観察 Observation

研究室メンバーによる自然についてのエッセー

先入観を取り除く

2014-03-09 09:45:10 | 14
4年 森悠貴

 大学入学前に頭に描いていたメルヘンチックな動物の世界は存在せず、もっとシビアな世界だった。私たちの子ども時代には、見る者を感動させるような動物番組ばかりがはびこり、それが現実なのだと思っていた。たとえば、一夫一妻の動物が取り上げられ、この動物には男女の深い愛情があるといったようなストーリーだ。だが、大学に入学してから学んだのは、動物は自分の遺伝子を残すために守り、闘い、生き抜いているのであって、テレビ番組はそれを非科学的で人間に都合のいいラブストーリーのように伝えられていたのだということだった。

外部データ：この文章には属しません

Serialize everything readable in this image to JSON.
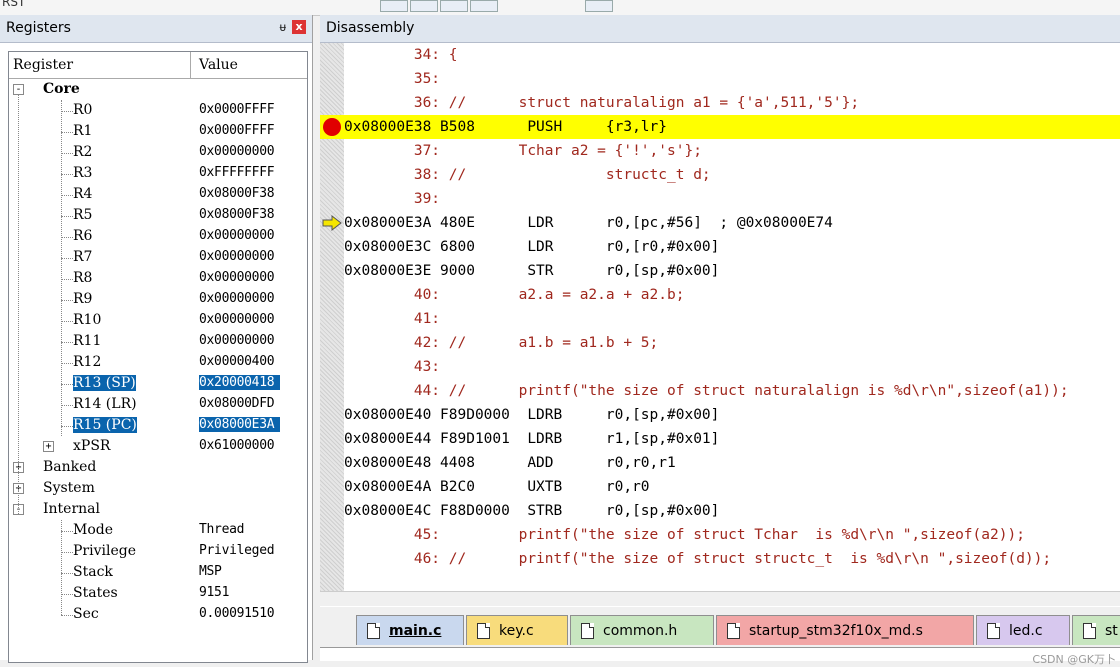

私がこの大学で学んだ動物の雌雄の関係は、もっと淡白なものだった。愛という言葉よりも、手段や利用という表現のほうが適切な関係であった。実際、私が研究したシジュウカラでは、雛を育てるのに愛情ではなく、オスは楽をしてメスを利用していると解釈したほうが納得いく結果となった。
 他にも誤解をしていたことがある。私は幼いころ、動物園が大好きだった。それはただ動物が可愛く、また、動物園という非日常的な空間が子供心をくすぐったからだ。頭の片隅では、檻に入れられているなんて可愛そうだと思った気がしたが、誰かに「働かなくてもご飯がもらえるなんて幸せなことじゃない」と言われ、そうなのだと思い込んでいた。だが、大学に入り、常同行動は精神的なストレスが原因で起こるもので、動物園の動物が檻の中の同じところを往復していたり、手をかじり続けていたりするのは精神的なストレスによるものだということを学んだ。だから動物園の動物は働かなくてもご飯がもらえるから幸せだというのはまったく違うことがわかり、衝撃を受けた。こうしたことから、見る側の主観的な判断がまちがっていることがあることがわかった。
 私は動物のことだけに限らず、メディアなどでさまざまな先入観を刷り込まれてきたと思う。今頃になってようやく、このような先入観を打開するためには冷静な科学的な視点と知識が必要だと感じる。動物だけでなくもっと他分野でも勉強していれば世界の見え方は違ったのではないかと思う。多くの大人は、前にもっと勉強をしておけばよかったと言うが、私もこれから社会に出るにあたり、先入観にとらわれない考え方ができるよう、積極的に勉強し、冷静な視点を持ちたいと思う。